The Northwest Ordinance also barred slavery in the new
territory, but American settlers brought the peculiar institution west anyway,
insuring a future of political contention and Civil War.
Illinois remained sparsely populated until the conclusion
of the War of 1812. The federal government set aside large tracts of land
between the Illinois and Mississippi Rivers for war veterans. While many
veterans never made it to Illinois to stake their claims, the introduction
of these federal lands to the open market sparked the large-scale settlement
of central Illinois.
Before these developments American settlers had concentrated
along southern Illinois' waterways, mirroring the French pattern of settlement.
Most early settlers sought to maintain close contact with available water
and timber, and feared pushing into the unknown prairies. Many southerners
followed the Ohio and Tennessee Rivers west and north to the new Illinois
country, and forged lasting ties with their southern homeland.
In 1818 Illinois officials succeeded in producing a population
count sufficient to support a petition for statehood. Nathaniel Pope,
Illinois' quick-thinking Territorial Delegate to Congress, moved the new
state's northern boundary north from a position near the southernmost
tip of Lake Michigan to its present position forty-one miles to the north.
In doing so, Pope secured Lake Michigan coastline and the Chicago-Illinois
River portage, each of which proved very important in American economic
development.
In 1820 55,211 souls made Illinois their home (a figure
considerably below the 60,000 supposedly required for admission to statehood,
suggesting Illinois officials' chicanery in 1818). By 1830
population had increased to 157,445. The 1830s proved to be a decade of
enormous growth, and by 1840 476,183 Illinoisans lived on the prairie.

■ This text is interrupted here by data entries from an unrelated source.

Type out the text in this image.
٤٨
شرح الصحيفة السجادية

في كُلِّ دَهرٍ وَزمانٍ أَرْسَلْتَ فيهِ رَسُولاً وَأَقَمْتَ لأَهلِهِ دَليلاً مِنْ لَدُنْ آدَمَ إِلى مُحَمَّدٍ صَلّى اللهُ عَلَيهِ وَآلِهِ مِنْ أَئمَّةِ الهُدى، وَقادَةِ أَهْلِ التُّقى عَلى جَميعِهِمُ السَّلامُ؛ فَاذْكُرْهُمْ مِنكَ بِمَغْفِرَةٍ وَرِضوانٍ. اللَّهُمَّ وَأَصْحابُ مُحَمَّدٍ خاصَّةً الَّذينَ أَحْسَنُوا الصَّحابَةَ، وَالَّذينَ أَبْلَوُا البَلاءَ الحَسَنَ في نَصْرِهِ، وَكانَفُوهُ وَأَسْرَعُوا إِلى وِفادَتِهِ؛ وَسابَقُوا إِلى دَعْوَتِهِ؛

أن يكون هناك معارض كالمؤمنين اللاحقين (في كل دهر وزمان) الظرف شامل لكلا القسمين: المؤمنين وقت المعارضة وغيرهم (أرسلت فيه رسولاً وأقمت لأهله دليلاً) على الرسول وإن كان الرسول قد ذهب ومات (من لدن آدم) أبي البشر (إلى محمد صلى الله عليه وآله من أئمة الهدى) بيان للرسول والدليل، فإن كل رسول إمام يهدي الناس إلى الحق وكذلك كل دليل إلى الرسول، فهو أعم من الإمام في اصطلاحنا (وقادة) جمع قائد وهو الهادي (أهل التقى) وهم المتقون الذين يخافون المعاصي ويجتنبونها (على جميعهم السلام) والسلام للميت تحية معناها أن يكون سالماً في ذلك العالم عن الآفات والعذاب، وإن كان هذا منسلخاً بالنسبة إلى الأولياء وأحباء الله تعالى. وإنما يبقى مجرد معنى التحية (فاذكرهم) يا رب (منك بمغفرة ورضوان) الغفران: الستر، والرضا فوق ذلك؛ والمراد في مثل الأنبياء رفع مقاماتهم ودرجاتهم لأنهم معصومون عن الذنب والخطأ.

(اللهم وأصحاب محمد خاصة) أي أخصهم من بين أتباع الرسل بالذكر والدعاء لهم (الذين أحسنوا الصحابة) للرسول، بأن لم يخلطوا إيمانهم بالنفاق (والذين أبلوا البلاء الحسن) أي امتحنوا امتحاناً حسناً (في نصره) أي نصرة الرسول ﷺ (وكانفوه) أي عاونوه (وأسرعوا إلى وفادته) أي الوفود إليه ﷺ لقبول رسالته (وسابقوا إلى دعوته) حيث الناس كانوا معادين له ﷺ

By 1850 Illinois had grown to include over 850,000 inhabitants; on the
eve of the Civil War, in 1860, over 1.7 million occupied the State of
Illinois.
The large growth of the period after 1830 stemmed largely
from improvements in the American transportation system. In 1825 New York
State had completed the Erie Canal, linking the Hudson River with Lake
Erie. The canal greatly facilitated westward migration from New England,
and opened northern Illinois to a generation of Yankee immigrants.

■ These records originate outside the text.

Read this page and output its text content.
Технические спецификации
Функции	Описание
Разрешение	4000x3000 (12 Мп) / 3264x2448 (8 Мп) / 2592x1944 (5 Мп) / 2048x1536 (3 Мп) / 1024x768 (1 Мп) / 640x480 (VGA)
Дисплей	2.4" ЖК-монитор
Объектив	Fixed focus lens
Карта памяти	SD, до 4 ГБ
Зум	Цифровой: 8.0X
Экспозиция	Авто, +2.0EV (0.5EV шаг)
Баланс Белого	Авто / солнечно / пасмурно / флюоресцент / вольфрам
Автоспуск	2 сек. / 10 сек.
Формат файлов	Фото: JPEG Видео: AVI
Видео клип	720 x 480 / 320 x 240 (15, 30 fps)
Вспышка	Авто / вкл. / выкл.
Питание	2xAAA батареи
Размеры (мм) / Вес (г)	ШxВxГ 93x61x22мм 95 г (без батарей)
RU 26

New Englanders infused Illinois with their zeal for improvement
and organization, which many described as the process of civilization.
While many southerners in Illinois reveled in their individual liberty
and casual living arrangements, Yankee settlers brought a firm set of
social and cultural norms west with them.
Foremost among these was the idea that women should refrain
from working outside the home and focus their energies upon their families,
while men worked to support the entire household. A scarcity of labor
had pushed many frontier men and women into roles in which they shared
the farm and house work alike. Yankee ideals of feminine domesticity and
civilization pushed this notion of household economy aside, and set the
tone for social life well into the twentieth century.
Improved transportation networks also made Illinois a
part of an increasingly national economic system that made Chicago its
western hub. The construction of the Illinois and Michigan Canal linked
the Great Lakes (and their eastern extension the Erie Canal) to the navigable
Illinois River and, ultimately, the Mississippi and the Gulf of Mexico.
By 1850 railroads had begun to link Chicago with the new west, and populated
the city with large warehouses storing both products harvested in western
fields and forests as well as eastern manufactured goods for sale to western
settlers.
By 1860 Illinois was no longer the frontier. Farmers had turned the soil
on a majority of the Prairie State's acreage. Small towns and
cities dotted the landscape, and Chicago had grown into a national commercial
center. In the years after the Civil War Americans would populate new,
more westerly lands, subdue their Indian inhabitants, and fashion their
distinctive system of legal, political, and cultural institutions.